Brasil aposta na diplomacia e no agro para preservar relações comerciais
Em evento reservado, autoridades e empresários discutiram o cenário internacional; clima era de preocupação com a crescente imprevisibilidade da política global

A semana em Brasília foi entre jantares e eventos cruzados com a maior preocupação do momento para o agro: a crise global de fornecimento de commodities com a guerra no Oriente Médio, escaladas tarifárias e corrida por novos mercados para atenuar a imprevisibilidade.
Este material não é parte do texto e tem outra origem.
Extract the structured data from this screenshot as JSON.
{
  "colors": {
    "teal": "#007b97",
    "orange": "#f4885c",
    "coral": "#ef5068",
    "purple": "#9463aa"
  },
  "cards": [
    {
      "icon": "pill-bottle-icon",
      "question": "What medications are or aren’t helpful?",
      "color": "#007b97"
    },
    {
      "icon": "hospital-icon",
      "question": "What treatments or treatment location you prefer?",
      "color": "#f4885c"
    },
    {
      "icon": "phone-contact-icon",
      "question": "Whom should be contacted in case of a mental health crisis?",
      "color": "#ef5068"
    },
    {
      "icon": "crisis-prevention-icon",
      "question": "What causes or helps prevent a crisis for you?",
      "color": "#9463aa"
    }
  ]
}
Para isso, a aposta na diplomacia e na representação agropecuária para receber os sul-coreanos se mostrou "método" para preservar relações comerciais.
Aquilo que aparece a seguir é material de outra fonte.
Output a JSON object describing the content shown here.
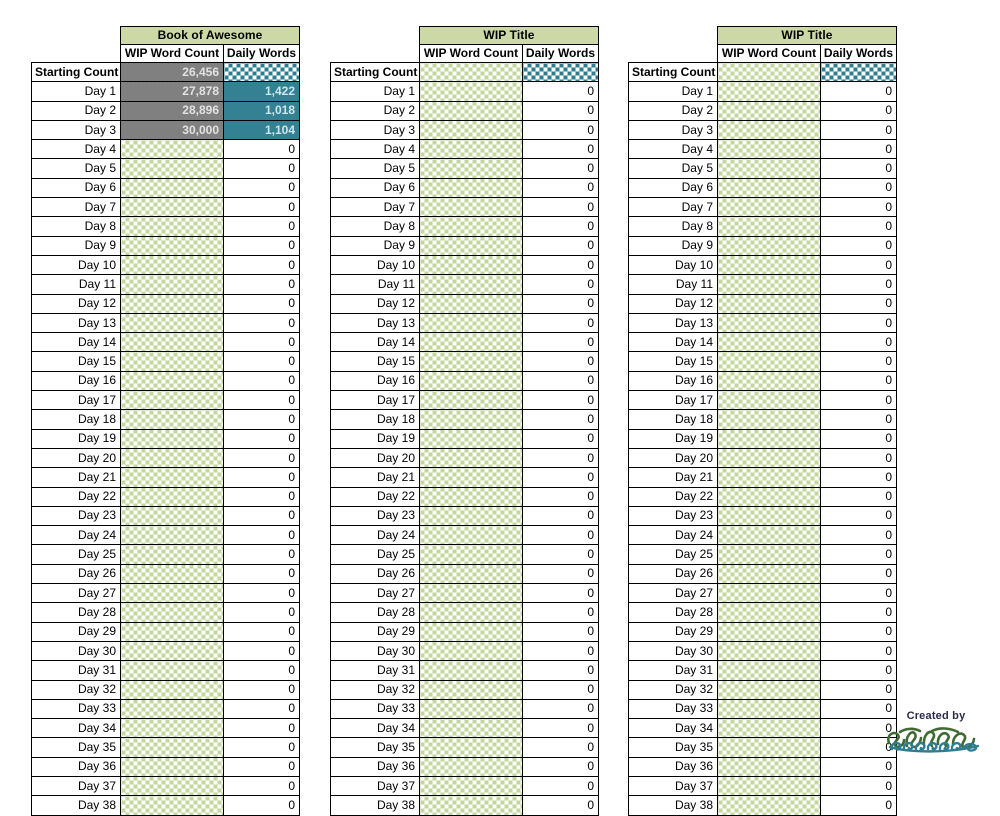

O encontro entre representantes dos governos do Brasil e da Coreia do Sul, por exemplo, foi oficialmente voltado ao fortalecimento da parceria entre os dois países. Nos bastidores, porém, o ambiente acabou revelando outro aspecto: um esforço da diplomacia brasileira para mostrar previsibilidade e segurança do Brasil.
A delegação brasileira reuniu ministros, autoridades econômicas e representantes do setor privado. Pelo agronegócio, a participação foi bastante restrita, com presença de entidades como o Cecafé, da JBS, da ApexBrasil e da Embrapa, enquanto a maior parte das empresas coreanas presentes estava concentrada nos setores de tecnologia, indústria e automóveis.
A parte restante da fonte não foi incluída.